Selene wanted to scream, to run, to dissolve into the sea and never come back, but instead she reached for him, pulling him into a kiss so gentle it was almost a blessing. He tasted like rain and fear and hope.
They stood like that, locked together, until the pain in her throat forced her to break away. She gasped, clutching at her neck, the scars burning as if the Queen herself had set them alight. Elias caught her, arms steady. “Selene? What is it?”
She shook her head, unable to speak. The pain peaked, then receded, leaving her hollowed out but still standing. He held her until she stopped shaking, then led her to the futon, settling her gently onto the edge. “Tell me,” he said, voice hoarse. “I can take it.”
She wanted to believe him, but the memory of the Woman’s words on the beach, every realm demands its due, crowded out everything else. “I’m not who you think I am,” she said, at last. “But I wish I could be.”
Elias brushed the wet hair from her forehead, kissed her again, this time on the temple. “I think you’re exactly who I need.”

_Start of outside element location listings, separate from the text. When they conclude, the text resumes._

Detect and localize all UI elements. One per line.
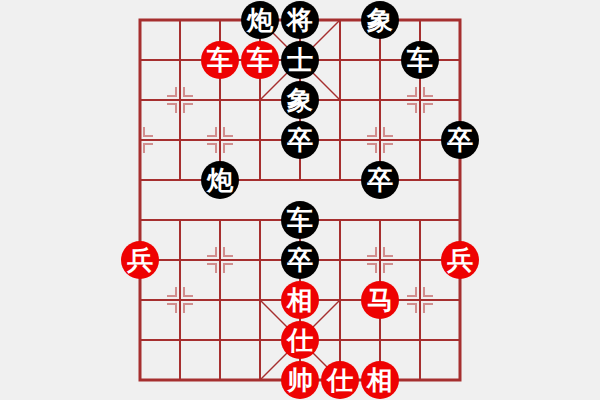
piece-black-chariot[interactable]: 车: [401, 41, 439, 79]
piece-red-general[interactable]: 帅: [281, 361, 319, 399]
piece-red-elephant[interactable]: 相: [361, 361, 399, 399]
piece-red-pawn[interactable]: 兵: [441, 241, 479, 279]
piece-black-general[interactable]: 将: [281, 1, 319, 39]
piece-black-elephant[interactable]: 象: [281, 81, 319, 119]
piece-black-pawn[interactable]: 卒: [441, 121, 479, 159]
piece-black-pawn[interactable]: 卒: [361, 161, 399, 199]
piece-red-advisor[interactable]: 仕: [281, 321, 319, 359]
piece-black-pawn[interactable]: 卒: [281, 121, 319, 159]
piece-black-pawn[interactable]: 卒: [281, 241, 319, 279]
piece-black-chariot[interactable]: 车: [281, 201, 319, 239]
piece-black-elephant[interactable]: 象: [361, 1, 399, 39]
piece-red-chariot[interactable]: 车: [201, 41, 239, 79]
piece-red-pawn[interactable]: 兵: [121, 241, 159, 279]
piece-red-elephant[interactable]: 相: [281, 281, 319, 319]
piece-red-chariot[interactable]: 车: [241, 41, 279, 79]
xiangqi-board[interactable]: 炮将象车车士车象卒卒炮卒车兵卒兵相马仕帅仕相: [0, 0, 600, 400]
piece-black-cannon[interactable]: 炮: [241, 1, 279, 39]
piece-black-advisor[interactable]: 士: [281, 41, 319, 79]
piece-black-cannon[interactable]: 炮: [201, 161, 239, 199]
piece-red-horse[interactable]: 马: [361, 281, 399, 319]
piece-red-advisor[interactable]: 仕: [321, 361, 359, 399]
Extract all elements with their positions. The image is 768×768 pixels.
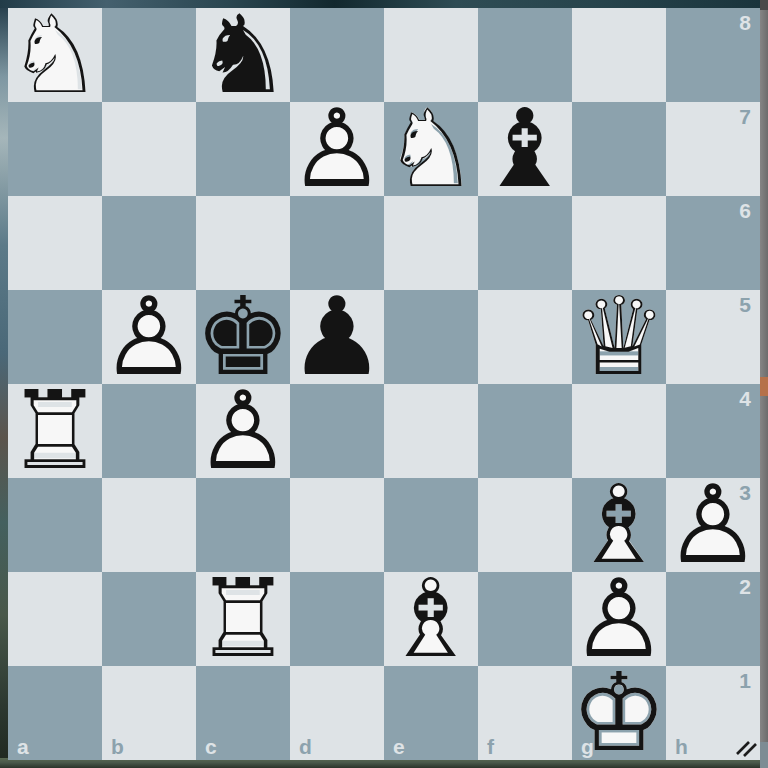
square-f3[interactable]: [478, 478, 572, 572]
white-piece-outline: ♕: [572, 290, 666, 384]
square-c4[interactable]: ♟♙: [196, 384, 290, 478]
file-label-a: a: [17, 736, 29, 757]
square-g5[interactable]: ♛♕: [572, 290, 666, 384]
white-piece-outline: ♔: [572, 666, 666, 760]
white-pawn[interactable]: ♟♙: [666, 478, 760, 572]
square-a6[interactable]: [8, 196, 102, 290]
square-d4[interactable]: [290, 384, 384, 478]
white-piece-outline: ♗: [384, 572, 478, 666]
square-c1[interactable]: c: [196, 666, 290, 760]
black-piece-fill: ♝: [478, 102, 572, 196]
file-label-h: h: [675, 736, 688, 757]
rank-label-2: 2: [739, 576, 751, 597]
square-e6[interactable]: [384, 196, 478, 290]
square-c2[interactable]: ♜♖: [196, 572, 290, 666]
square-h8[interactable]: 8: [666, 8, 760, 102]
file-label-b: b: [111, 736, 124, 757]
square-a2[interactable]: [8, 572, 102, 666]
square-c7[interactable]: [196, 102, 290, 196]
white-piece-outline: ♙: [666, 478, 760, 572]
square-e5[interactable]: [384, 290, 478, 384]
white-piece-outline: ♖: [196, 572, 290, 666]
rank-label-7: 7: [739, 106, 751, 127]
black-knight[interactable]: ♞: [196, 8, 290, 102]
resize-handle-icon[interactable]: [734, 734, 758, 758]
white-piece-outline: ♙: [102, 290, 196, 384]
file-label-e: e: [393, 736, 405, 757]
white-pawn[interactable]: ♟♙: [290, 102, 384, 196]
square-h6[interactable]: 6: [666, 196, 760, 290]
rank-label-8: 8: [739, 12, 751, 33]
white-queen[interactable]: ♛♕: [572, 290, 666, 384]
file-label-d: d: [299, 736, 312, 757]
square-f7[interactable]: ♝: [478, 102, 572, 196]
square-g1[interactable]: g♚♔: [572, 666, 666, 760]
square-h7[interactable]: 7: [666, 102, 760, 196]
white-piece-outline: ♖: [8, 384, 102, 478]
square-b3[interactable]: [102, 478, 196, 572]
rank-label-1: 1: [739, 670, 751, 691]
square-f2[interactable]: [478, 572, 572, 666]
white-piece-outline: ♘: [8, 8, 102, 102]
scrollbar-marker[interactable]: [760, 377, 768, 396]
square-b8[interactable]: [102, 8, 196, 102]
square-a7[interactable]: [8, 102, 102, 196]
square-f6[interactable]: [478, 196, 572, 290]
square-e1[interactable]: e: [384, 666, 478, 760]
square-e7[interactable]: ♞♘: [384, 102, 478, 196]
file-label-c: c: [205, 736, 217, 757]
square-b7[interactable]: [102, 102, 196, 196]
square-c8[interactable]: ♞: [196, 8, 290, 102]
file-label-f: f: [487, 736, 494, 757]
rank-label-6: 6: [739, 200, 751, 221]
square-d3[interactable]: [290, 478, 384, 572]
square-d5[interactable]: ♟: [290, 290, 384, 384]
black-pawn[interactable]: ♟: [290, 290, 384, 384]
square-g7[interactable]: [572, 102, 666, 196]
square-b5[interactable]: ♟♙: [102, 290, 196, 384]
white-bishop[interactable]: ♝♗: [384, 572, 478, 666]
square-a8[interactable]: ♞♘: [8, 8, 102, 102]
white-king[interactable]: ♚♔: [572, 666, 666, 760]
square-b2[interactable]: [102, 572, 196, 666]
square-f4[interactable]: [478, 384, 572, 478]
white-rook[interactable]: ♜♖: [196, 572, 290, 666]
square-b4[interactable]: [102, 384, 196, 478]
scrollbar[interactable]: [760, 0, 768, 768]
square-h1[interactable]: 1h: [666, 666, 760, 760]
square-d7[interactable]: ♟♙: [290, 102, 384, 196]
desktop-wallpaper-top-strip: [0, 0, 760, 8]
scrollbar-bottom-cap: [760, 742, 768, 768]
black-piece-fill: ♟: [290, 290, 384, 384]
white-piece-outline: ♙: [290, 102, 384, 196]
square-f1[interactable]: f: [478, 666, 572, 760]
square-a1[interactable]: a: [8, 666, 102, 760]
black-piece-fill: ♞: [196, 8, 290, 102]
black-bishop[interactable]: ♝: [478, 102, 572, 196]
white-knight[interactable]: ♞♘: [384, 102, 478, 196]
rank-label-5: 5: [739, 294, 751, 315]
square-d2[interactable]: [290, 572, 384, 666]
square-f5[interactable]: [478, 290, 572, 384]
white-pawn[interactable]: ♟♙: [102, 290, 196, 384]
square-g8[interactable]: [572, 8, 666, 102]
square-h3[interactable]: 3♟♙: [666, 478, 760, 572]
white-rook[interactable]: ♜♖: [8, 384, 102, 478]
square-e4[interactable]: [384, 384, 478, 478]
white-pawn[interactable]: ♟♙: [196, 384, 290, 478]
scrollbar-top-cap: [760, 0, 768, 10]
square-b1[interactable]: b: [102, 666, 196, 760]
chess-board: ♞♘♞8♟♙♞♘♝76♟♙♚♟♛♕5♜♖♟♙4♝♗3♟♙♜♖♝♗♟♙2abcde…: [8, 8, 760, 760]
white-piece-outline: ♘: [384, 102, 478, 196]
square-h2[interactable]: 2: [666, 572, 760, 666]
rank-label-4: 4: [739, 388, 751, 409]
square-e2[interactable]: ♝♗: [384, 572, 478, 666]
square-a3[interactable]: [8, 478, 102, 572]
square-d1[interactable]: d: [290, 666, 384, 760]
white-knight[interactable]: ♞♘: [8, 8, 102, 102]
white-piece-outline: ♙: [196, 384, 290, 478]
square-h5[interactable]: 5: [666, 290, 760, 384]
square-a4[interactable]: ♜♖: [8, 384, 102, 478]
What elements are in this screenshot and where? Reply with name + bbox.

Selene closed her eyes, letting the sound of the rain on the window and the warmth of his hand at her back fill the void. For a moment, the pain faded, and she let herself hope that the world might let her keep this, just a little longer.
Outside, the storm battered the city, but inside, for the first time, Selene felt almost safe, and in the distance, the sea waited, patient as ever, for the next turn of the tide.